Therapy
Jane Scott
Mum of 3. Reluctant special needs specialist. Champion procrastinator. Need an opinion? Happy to oblige.
I am the very image of a late adopter.
I very rarely type straight onto the laptop, preferring instead to scrawl everything down long hand.
In a book! With a pen!
How very, "last season."
I have a note book in which I write first drafts of blogs, and any ideas or startling insights that occur to me during the day.
I wrote this in it. It is pink,faux leather, with three little birds on it. When I have my midlife crisis - there’s one due any moment - this will be my tattoo.
I love this book, and the birdies - the more I write in it, the more I love it.
The book had a different initial purpose.
When Pearl’s difficulties first became evident I leant on my profession as a coping mechanism. I was a Registered Speech and Language Therapist.I would observe from a detached distance Pearl’s progress, documenting everything. It would be a fascinating insight into how to fix all her problems.
It would probably be published and I would be held up as a ground breaking exponent of early intervention. Perhaps I’d get a Masters out of it.
Possibly even a Doctorate?
The first four pages, before the blog kicks in contain Speech Therapy plans, assessments, aims and observation. Underneath each session is a short note.
“Responds well to mirror” says one” Responds well to drawstring bag” another, and yet another “lip closure noted at rest mid-session”
I look back on this with a mixture of fascination and revulsion.
Where was my head? Did I really believe I could fix her?
Pearl in fact had other ideas. She was definitely under the impression I was The Mummy, not The Therapist ,and under her able instruction this short lived experiment(4 pages of A5) was discontinued.
When Pearl was 4 I had another go, a therapist who was promoting a particular type of therapy came to England and I shelled out a great wodge of cash to attend the course to learn the basics and to have Pearl assessed.
The therapy was extremely intensive articulatory drill which, anecdotally worked phenomenally well.

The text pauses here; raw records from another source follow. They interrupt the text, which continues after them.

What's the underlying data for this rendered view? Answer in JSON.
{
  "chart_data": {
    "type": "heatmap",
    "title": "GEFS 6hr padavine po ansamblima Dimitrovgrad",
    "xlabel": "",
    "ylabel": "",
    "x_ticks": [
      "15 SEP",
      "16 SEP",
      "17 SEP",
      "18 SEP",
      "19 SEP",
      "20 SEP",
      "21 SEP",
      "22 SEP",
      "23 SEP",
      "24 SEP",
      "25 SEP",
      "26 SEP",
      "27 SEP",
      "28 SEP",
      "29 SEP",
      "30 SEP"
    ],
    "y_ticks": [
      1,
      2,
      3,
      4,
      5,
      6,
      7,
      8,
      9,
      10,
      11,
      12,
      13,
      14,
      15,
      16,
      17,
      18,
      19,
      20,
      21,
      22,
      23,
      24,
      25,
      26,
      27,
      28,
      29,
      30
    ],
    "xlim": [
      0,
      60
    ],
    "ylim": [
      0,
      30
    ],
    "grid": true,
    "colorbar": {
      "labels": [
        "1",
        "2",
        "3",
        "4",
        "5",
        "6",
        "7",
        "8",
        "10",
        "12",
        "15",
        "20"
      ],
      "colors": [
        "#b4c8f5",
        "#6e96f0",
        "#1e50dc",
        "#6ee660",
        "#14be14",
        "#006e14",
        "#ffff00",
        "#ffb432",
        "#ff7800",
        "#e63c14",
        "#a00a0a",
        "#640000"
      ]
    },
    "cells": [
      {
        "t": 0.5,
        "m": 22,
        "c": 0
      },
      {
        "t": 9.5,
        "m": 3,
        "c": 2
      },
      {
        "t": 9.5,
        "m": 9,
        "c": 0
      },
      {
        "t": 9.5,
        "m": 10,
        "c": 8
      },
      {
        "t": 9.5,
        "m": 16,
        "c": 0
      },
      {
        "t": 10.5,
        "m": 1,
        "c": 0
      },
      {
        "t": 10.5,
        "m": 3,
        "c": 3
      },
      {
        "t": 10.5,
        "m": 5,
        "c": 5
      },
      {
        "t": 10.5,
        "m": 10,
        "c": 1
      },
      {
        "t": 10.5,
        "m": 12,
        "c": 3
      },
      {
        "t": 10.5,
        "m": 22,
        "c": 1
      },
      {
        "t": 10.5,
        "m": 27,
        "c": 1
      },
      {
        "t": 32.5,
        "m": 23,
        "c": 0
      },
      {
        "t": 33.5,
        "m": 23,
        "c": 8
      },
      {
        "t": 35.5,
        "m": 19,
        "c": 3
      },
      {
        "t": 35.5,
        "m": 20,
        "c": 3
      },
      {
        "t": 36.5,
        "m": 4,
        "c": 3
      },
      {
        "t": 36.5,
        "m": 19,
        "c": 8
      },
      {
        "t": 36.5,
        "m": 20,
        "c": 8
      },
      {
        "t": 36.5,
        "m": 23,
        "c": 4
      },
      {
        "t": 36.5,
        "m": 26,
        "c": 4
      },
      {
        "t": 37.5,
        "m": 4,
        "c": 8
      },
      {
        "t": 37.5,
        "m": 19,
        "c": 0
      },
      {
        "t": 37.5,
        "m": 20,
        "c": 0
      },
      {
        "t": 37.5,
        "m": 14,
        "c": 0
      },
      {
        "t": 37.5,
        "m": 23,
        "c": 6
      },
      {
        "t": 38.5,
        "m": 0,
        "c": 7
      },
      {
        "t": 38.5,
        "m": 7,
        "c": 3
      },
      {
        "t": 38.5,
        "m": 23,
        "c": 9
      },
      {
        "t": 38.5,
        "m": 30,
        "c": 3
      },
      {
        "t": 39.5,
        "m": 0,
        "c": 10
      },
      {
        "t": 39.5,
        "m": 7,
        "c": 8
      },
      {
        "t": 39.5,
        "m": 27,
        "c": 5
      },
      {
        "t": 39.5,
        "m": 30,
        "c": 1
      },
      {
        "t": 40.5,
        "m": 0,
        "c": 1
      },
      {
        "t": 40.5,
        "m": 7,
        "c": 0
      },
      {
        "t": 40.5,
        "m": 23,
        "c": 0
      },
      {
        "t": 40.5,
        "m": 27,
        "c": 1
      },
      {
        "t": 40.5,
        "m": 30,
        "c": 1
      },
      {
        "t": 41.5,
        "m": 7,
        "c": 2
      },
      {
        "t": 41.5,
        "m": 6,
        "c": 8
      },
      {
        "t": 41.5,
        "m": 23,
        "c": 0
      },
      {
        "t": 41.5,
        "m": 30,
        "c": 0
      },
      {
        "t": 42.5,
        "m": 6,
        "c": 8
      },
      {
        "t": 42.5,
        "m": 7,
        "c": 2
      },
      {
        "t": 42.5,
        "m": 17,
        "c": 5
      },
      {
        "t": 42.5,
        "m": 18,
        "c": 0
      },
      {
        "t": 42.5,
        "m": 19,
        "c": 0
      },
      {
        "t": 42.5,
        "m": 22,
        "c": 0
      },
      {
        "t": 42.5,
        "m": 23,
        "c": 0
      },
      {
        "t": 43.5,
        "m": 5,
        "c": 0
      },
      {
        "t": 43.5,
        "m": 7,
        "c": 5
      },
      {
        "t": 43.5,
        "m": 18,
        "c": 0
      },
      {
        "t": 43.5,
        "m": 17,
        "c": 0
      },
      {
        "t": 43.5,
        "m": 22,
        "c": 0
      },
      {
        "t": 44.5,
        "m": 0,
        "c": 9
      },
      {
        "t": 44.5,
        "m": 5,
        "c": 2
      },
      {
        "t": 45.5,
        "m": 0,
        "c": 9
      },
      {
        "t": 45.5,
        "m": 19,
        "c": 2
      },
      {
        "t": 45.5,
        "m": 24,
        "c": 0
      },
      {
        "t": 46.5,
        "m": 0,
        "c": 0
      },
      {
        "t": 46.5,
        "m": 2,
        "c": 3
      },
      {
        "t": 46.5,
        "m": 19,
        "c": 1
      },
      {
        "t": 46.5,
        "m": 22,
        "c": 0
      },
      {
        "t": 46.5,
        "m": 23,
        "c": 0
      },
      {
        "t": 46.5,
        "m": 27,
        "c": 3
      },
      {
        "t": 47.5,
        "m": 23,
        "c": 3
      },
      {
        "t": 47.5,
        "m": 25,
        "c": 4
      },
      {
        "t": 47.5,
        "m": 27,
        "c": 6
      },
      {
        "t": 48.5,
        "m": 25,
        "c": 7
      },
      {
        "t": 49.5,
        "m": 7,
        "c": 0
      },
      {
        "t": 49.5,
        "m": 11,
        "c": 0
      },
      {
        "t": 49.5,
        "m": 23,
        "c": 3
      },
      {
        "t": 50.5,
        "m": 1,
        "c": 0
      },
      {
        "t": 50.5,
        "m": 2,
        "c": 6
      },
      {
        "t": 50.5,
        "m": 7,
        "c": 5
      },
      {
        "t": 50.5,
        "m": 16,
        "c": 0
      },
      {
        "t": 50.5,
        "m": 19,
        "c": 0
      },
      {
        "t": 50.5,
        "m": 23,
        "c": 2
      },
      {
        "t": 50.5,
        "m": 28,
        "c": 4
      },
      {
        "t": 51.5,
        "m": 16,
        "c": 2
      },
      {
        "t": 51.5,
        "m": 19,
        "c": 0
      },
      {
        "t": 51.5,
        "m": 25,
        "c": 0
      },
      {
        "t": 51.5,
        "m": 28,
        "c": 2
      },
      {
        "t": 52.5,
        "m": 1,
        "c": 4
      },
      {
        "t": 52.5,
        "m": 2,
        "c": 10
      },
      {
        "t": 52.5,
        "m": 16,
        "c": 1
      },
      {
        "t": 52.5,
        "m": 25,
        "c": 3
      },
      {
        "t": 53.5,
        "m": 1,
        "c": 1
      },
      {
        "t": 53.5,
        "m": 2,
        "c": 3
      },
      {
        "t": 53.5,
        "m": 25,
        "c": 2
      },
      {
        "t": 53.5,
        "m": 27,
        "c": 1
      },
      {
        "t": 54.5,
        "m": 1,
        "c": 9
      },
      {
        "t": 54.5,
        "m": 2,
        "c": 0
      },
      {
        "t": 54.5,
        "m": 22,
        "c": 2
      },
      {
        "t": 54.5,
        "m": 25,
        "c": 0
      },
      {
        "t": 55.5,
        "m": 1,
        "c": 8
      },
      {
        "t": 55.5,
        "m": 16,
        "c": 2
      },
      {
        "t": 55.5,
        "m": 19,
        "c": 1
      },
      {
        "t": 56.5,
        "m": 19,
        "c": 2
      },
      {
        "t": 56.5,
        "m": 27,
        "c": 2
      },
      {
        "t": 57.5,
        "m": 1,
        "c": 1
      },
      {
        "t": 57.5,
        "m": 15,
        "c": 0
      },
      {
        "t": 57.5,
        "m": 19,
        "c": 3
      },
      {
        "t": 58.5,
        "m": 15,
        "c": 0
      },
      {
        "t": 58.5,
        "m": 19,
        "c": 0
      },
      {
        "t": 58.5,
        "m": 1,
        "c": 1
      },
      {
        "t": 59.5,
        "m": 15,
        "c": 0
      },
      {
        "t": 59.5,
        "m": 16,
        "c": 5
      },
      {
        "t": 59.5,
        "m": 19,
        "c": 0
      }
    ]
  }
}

With evangelical zeal I wrote programmes for school and drilled Pearl within an inch of her life.
She remained resolutely unimpressed. Looking back, she had a lot of other developmental issues that needed dealing with before this could begin to be effective.
Supportive seating was one, her concentration during sessions was entirely taken up with keeping her head and trunk still and upright.
Attention was another, she had very little in the way of an attention span. She couldn’t play easily as her physical difficulties got in the way.
In fact, what she needed was time, fun, Mummy cuddles and play.
Play is an important precursor to language development and I’m firmly of the belief that Play is children’s Work - so much happens during it.
I offer this experience to you for a variety of reasons, particularly if you are a newbie to the art of Special Needs Parenting.
You have one job.
Caring for, loving and parenting your child.You do not have to fix them.
They are who they are. You will need plenty of energy to love and care for this small person.
It is enough.
It is more than enough.
It is the very thing.Therapists will come and go with ideas that they feel very passionate about.
Take their advice they have expertise and experience.
BUT!
You decide what you are able to do and commit to at a given moment.
Expect small steps. If it is impinging on your family life, bin it.
Sometimes a Therapy or approach will come along that is intensive and works.
Grab it, make everyone in your circle use it, and be prepared to run with it while it shows progress.
If it begins ruining your mental health your, child’s relationship with you and progress slows, it’s probably time to stop.
Remember; you have not caused your child’s problems, and you do not have to fix them.
Your child’s developmental trajectory, and where it will end up is likely to be very different from your expectations and from their peers.
Change your expectations, find other parents in the same boat and do your best to enjoy the ride.
Fellow traveller, I write this as if it was easy.
Adjusting expectation and coming to terms with a new normal is never going to be simple.
It takes time.
Be kind to yourself, cut your child some slack.Fine tune your eyes to seeing the progress they make.
Rejoice in the small steps, because they are astonishing achievements.